I had a strong suspicion that we didn’t need every index we were copying over; over half are obsolete artifacts of query patterns we no longer used. I thought of combing through our Scala monolith to find every time we accessed these materialized views via Slick, but calling that error-prone would be an understatement. Part of the appeal of Slick is that it turns normal-looking Scala code into SQL queries for you, but that means you need to translate it—either in code by, say, debug logging the query statements or in your head—to fully understand what it’s doing with your DB.
It’s tables all the way down
Luckily, the PostgreSQL devs have made answering these types of questions manageable. One answers questions about PostgreSQL by, well, querying PostgreSQL. There are a bevy of system catalogs and collected statistics views chock-full of helpful information.

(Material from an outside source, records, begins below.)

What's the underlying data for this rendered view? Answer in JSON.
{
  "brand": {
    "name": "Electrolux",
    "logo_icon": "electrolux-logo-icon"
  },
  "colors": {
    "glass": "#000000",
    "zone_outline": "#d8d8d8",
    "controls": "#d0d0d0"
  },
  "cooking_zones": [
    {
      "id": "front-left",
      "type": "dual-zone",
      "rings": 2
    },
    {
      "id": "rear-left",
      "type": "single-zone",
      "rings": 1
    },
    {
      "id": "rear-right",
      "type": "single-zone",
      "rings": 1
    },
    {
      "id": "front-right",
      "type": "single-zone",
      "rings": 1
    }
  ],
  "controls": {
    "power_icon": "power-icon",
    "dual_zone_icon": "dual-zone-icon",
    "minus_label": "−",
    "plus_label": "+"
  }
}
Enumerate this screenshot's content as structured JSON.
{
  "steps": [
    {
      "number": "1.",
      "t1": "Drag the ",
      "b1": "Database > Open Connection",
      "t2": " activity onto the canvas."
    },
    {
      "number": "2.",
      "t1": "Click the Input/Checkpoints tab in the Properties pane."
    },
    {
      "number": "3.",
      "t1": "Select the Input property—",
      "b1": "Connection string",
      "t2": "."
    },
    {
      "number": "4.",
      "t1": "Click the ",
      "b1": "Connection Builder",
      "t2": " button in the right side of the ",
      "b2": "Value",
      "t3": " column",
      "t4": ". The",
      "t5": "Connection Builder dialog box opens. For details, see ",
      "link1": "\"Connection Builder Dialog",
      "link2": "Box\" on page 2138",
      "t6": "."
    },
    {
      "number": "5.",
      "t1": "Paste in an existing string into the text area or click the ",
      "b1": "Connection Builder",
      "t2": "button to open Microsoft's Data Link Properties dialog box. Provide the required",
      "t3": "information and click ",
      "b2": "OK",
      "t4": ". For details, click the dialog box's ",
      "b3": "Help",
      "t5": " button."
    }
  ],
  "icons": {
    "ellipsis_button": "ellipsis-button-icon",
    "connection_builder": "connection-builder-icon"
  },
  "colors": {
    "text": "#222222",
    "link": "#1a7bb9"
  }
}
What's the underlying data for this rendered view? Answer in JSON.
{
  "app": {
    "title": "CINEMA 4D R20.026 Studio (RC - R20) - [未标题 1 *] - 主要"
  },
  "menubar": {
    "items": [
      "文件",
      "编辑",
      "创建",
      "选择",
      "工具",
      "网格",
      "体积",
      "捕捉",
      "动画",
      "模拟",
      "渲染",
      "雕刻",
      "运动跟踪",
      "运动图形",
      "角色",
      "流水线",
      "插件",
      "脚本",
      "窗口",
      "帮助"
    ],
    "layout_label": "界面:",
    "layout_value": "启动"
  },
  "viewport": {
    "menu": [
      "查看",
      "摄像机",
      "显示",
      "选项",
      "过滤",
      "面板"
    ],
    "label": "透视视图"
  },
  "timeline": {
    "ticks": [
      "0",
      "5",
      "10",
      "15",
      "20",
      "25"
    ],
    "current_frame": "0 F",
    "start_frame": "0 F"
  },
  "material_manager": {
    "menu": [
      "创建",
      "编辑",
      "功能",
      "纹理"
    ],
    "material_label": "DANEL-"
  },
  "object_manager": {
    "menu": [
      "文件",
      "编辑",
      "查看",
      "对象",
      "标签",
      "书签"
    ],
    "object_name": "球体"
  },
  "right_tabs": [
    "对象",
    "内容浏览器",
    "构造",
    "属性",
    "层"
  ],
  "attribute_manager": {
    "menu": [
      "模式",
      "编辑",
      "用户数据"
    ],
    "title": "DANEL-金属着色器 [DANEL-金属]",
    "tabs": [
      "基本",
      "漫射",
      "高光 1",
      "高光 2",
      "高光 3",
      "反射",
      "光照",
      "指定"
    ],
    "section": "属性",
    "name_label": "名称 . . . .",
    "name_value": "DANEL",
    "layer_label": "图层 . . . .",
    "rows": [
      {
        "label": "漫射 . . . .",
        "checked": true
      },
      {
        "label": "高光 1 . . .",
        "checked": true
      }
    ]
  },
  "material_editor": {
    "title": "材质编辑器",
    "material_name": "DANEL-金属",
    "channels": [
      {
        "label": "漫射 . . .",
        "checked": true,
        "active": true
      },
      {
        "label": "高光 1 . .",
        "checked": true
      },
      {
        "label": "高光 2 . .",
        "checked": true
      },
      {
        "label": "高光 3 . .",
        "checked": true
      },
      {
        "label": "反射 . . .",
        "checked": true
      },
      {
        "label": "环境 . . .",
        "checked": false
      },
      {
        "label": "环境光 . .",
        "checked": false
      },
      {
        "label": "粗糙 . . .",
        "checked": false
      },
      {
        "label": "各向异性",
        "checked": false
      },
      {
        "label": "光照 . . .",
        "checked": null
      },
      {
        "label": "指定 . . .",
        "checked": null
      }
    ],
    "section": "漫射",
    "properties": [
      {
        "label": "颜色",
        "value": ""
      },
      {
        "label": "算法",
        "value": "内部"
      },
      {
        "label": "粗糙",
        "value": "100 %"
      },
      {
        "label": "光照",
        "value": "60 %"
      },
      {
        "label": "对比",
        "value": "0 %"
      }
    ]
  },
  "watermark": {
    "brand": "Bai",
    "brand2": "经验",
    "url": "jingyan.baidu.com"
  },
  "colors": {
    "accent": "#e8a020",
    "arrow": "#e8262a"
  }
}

Trimming down an example query from the wiki page on index maintenance, I ran the following to get the names, table names, and human-readable sizes of the indexes that were
- public (
d.schemaname = 'public'
), meaning we made them, - not unique (
not a.indisunique
), so they’re not primary keys1, and - never scanned (
d.idx_scan = 0
), so they’re unused:
select
c.relname as index_name,
b.relname as table_name,
pg_size_pretty(pg_relation_size(
quote_ident(d.schemaname) || '.' || quote_ident(d.indexrelname)
)) as index_size
from pg_index a
join pg_class b on b.oid = a.indrelid
join pg_class c on c.oid = a.indexrelid
join pg_stat_all_indexes d on a.indexrelid = d.indexrelid
where d.schemaname = 'public' and not a.indisunique and d.idx_scan = 0
order by table_name, index_name;
When run, this query immediately returns something like2
| index_name | table_name | index_size |
|----------------|----------------|----------------|
| unused_idx | a_table | 1.81 GB |
| also_bad | another_tbl | 77 MB |
With this helpful query in hand, I knew exactly which indexes we could safely delete and how much memory we’d save the database by doing so.